At last week’s MIT Technology Review Digital Summit, I took to the stage to discuss the need for a new type of network for connecting Internet of Things embedded devices. In doing so, I also presented the five challenges of Internet of Things connectivity.
When developing IoT devices in the lab, network connectivity is fairly easy. With a couple of devices and a server running on the back end, connectivity is seamless and low latent. However, deploying that IoT app on a global scale, to thousands or even millions of users simultaneously, is a whole other ball game.
Unfortunately the Internet isn’t just one network, and considerations include heterogenous networks, including cell towers, slow connectivity, fast connectivity, proxy servers, and firewalls; all things that can disrupt connectivity.
Check out video of my talk below, or keep scrolling to see the 5 challenges of IoT connectivity:
At PubNub, we think a lot about IoT connectivity. So to make PubNub the best network for connecting and signaling between Internet of Things devices, we first had to understand the challenges of doing so. Presenting the 5 challenges of IoT connectivity:
With connected IoT devices, reliable bidirectional signaling is essential for collecting and routing data between devices. That’s where IoT data streams comes into play. Devices may be talking to a server to collect data, or the server may be talking to the devices, or maybe those devices are talking to one another. No matter what the use case, data needs to get from point A to point B quickly and reliably. You need to be 100% sure that that stream of data is going to arrive at its destination every time.
Security is a huge umbrella, but it’s paramount in Internet of Things connectivity. For example, what good is a smart home if anyone can unlock your doors? Here are three specifics:
- Authorization: When sending or receiving a stream of data, it’s essential to make sure that the IoT device or server has proper authorization to send or receive that stream of data.
- Open ports: An IoT device is dangerously vulnerable when it’s sitting and listening to an open port out to the Internet. You need birectional communication, but you don’t want to have open ports out to the Internet.
- Encryption: You need end to end encryption between devices and servers.
3. Presence Detection
It’s important to immediately know when an IoT device drops off the network and goes offline. And when that device comes back online, you need to know that as well. Presence detection of IoT devices gives an exact, up to the second state of all devices on a network. This gives you the ability to monitor your IoT devices and fix any problems that may arise with your network.
4. Power consumption
Thousands of IoT devices signaling and sending data between one another takes a toll on power and CPU consumption. With all this communication, you need minimal battery drain and low power consumption. You can’t afford to use up 100% of an IoT devices’s small and expensive embedded CPU power.

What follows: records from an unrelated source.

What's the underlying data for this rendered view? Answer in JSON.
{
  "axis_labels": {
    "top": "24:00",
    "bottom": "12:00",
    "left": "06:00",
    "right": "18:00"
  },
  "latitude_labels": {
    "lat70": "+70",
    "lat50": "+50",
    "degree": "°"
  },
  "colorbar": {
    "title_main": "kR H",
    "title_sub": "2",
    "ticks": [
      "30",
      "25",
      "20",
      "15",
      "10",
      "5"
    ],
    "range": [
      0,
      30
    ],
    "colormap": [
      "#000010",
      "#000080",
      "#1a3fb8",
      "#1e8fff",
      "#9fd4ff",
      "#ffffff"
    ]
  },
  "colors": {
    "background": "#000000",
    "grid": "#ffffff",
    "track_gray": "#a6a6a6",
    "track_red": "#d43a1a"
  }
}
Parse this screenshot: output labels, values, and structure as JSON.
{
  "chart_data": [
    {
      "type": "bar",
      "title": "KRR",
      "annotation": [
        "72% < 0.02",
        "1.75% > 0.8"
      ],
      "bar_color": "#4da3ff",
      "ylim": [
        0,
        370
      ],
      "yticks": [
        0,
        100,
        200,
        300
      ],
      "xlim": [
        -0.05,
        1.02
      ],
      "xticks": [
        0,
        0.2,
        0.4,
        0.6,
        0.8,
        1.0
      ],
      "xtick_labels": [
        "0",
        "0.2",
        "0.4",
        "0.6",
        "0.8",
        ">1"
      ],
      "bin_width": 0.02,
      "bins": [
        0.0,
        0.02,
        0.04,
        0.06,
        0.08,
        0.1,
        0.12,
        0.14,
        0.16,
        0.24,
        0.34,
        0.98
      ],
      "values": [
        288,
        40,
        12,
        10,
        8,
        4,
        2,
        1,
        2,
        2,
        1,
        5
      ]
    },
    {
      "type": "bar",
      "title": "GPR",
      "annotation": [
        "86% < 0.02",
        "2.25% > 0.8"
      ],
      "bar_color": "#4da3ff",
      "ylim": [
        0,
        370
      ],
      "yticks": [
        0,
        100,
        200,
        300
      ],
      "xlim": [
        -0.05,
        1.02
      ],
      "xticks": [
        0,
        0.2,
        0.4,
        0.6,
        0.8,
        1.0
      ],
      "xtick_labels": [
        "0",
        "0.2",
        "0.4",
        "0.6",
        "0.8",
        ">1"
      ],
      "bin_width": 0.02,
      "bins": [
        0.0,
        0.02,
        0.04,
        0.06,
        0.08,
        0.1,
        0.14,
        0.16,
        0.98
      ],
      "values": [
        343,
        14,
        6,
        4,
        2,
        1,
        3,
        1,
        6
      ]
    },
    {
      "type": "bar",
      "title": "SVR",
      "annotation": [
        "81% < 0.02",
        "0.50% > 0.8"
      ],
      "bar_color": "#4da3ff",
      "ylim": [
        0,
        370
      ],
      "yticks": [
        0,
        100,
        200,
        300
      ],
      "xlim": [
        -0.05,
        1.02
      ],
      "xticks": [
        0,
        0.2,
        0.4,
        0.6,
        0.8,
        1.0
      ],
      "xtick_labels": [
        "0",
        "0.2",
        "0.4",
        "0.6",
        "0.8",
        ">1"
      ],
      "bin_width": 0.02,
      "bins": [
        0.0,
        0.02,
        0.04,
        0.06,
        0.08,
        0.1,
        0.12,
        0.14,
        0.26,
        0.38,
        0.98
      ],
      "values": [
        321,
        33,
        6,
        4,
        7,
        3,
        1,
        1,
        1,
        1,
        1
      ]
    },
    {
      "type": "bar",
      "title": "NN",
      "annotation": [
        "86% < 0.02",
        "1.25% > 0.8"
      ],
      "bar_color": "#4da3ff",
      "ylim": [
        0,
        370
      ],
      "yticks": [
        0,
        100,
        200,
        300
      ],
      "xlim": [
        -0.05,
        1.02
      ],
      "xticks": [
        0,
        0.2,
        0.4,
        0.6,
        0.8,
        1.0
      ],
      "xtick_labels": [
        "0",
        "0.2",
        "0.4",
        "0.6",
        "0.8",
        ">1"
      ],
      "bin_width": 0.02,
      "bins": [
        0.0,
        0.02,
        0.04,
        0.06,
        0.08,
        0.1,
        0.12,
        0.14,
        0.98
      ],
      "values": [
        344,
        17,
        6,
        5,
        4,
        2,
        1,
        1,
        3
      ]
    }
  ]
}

In addition to power and CPU, bandwidth consumption is another challenge for IoT connectivity. Bandwidth on a cellular network is expensive, especially with hundreds of thousands of IoT devices on a network sending request/response signals to your server.
That’s a huge server issue and a requires a large scale server farm handling all this data. You need a lightweight network that can seamlessly transfer data between devices and servers.
Connecting IoT Devices with PubNub
IoT connectivity should be a forethought before deployment, not an after thought. Having scalable IoT network to connect devices and servers is critical for a large scale IoT app. It’s essential to consider these five IoT connectivity issues.
These are the types of Internet of Things challenges we’ve solved at PubNub. With over two hundred million connected devices connected to our global real-time data stream network in fourteen data centers, we average 50 to 60 thousand transactions per second, peaking at over 3 million. PubNub is used to stream data and signal for hundreds of different IoT uses cases including:
- Automotive: Connected cars need a real-time communication layer to stream data and signal between their fleet, dispatch, and the consumer on the app. Examples: Sidecar, Lyft, Easy Taxi, Gett, Zoomy
- Home Automation: A real-time data stream network can be used to signal and trigger actions for smart devices and home automation solutions. Examples: Insteon, Revolv, Vivint
- Wearables: IoT wearables require a low latent, lightweight network to stream data between the device and a server. Battery, CPU, and bandwidth consumption are all important considerations that must be taken into account. Examples: 3rd Eye, AllJoyn
By 2020, it’s estimated that there will be between 20 and 30 billion connected devices on the Earth. As a result, how we connect those devices should take precedence as the IoT field grows exponentially.